Glaucoma congênito → Estrias de Haab (rupturas horizontais na membrana de Descemet).
O aumento da pressão intraocular no olho elástico da criança causa estiramento do globo (buftalmo) e rupturas lineares na Descemet, conhecidas como estrias de Haab.
O glaucoma congênito primário é uma emergência oftalmológica cirúrgica decorrente da malformação do ângulo da câmara anterior (disgenesia trabecular). Diferente do adulto, o olho da criança é complacente, expandindo-se sob pressão (buftalmo). As estrias de Haab são sinais patognomônicos de que houve estiramento excessivo. O diagnóstico precoce é vital para preservar a visão, e o tratamento de escolha é quase sempre cirúrgico (goniotomia ou trabeculotomia), visando facilitar a drenagem do humor aquoso através das estruturas malformadas.

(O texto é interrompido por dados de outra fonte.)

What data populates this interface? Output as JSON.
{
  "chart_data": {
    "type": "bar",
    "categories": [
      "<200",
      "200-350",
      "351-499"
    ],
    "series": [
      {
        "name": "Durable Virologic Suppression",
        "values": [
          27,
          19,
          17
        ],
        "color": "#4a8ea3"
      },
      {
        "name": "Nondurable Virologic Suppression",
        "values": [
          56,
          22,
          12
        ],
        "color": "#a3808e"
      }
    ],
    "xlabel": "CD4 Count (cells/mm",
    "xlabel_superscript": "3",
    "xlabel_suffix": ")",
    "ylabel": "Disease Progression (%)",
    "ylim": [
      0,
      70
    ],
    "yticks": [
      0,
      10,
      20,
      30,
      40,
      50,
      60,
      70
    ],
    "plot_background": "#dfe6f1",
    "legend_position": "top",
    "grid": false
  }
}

São rupturas na membrana de Descemet causadas pelo aumento rápido do diâmetro corneano devido à alta pressão intraocular em olhos de crianças (até os 3 anos). Elas costumam ser horizontais ou concêntricas ao limbo e permanecem como cicatrizes permanentes.

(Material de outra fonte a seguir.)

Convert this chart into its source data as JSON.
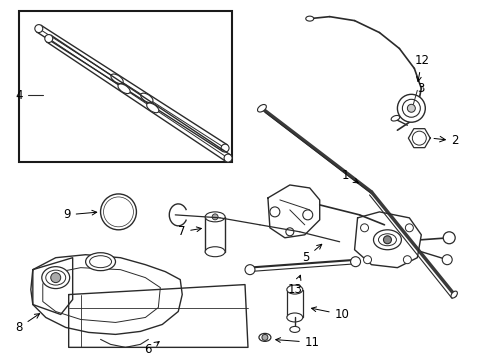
{
  "background_color": "#ffffff",
  "line_color": "#2a2a2a",
  "label_color": "#000000",
  "label_fontsize": 8.5,
  "fig_width": 4.9,
  "fig_height": 3.6,
  "dpi": 100
}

A tríade clássica é composta por epífora (lacrimejamento), fotofobia e blefaroespasmo. Esses sintomas resultam da irritação corneana causada pelo edema e pela distensão do segmento anterior.
Um diâmetro corneano maior que 11 mm ao nascimento ou maior que 12 mm no primeiro ano de vida é altamente suspeito de glaucoma congênito (megalocórnea/buftalmo), especialmente se acompanhado de opacificação ou edema.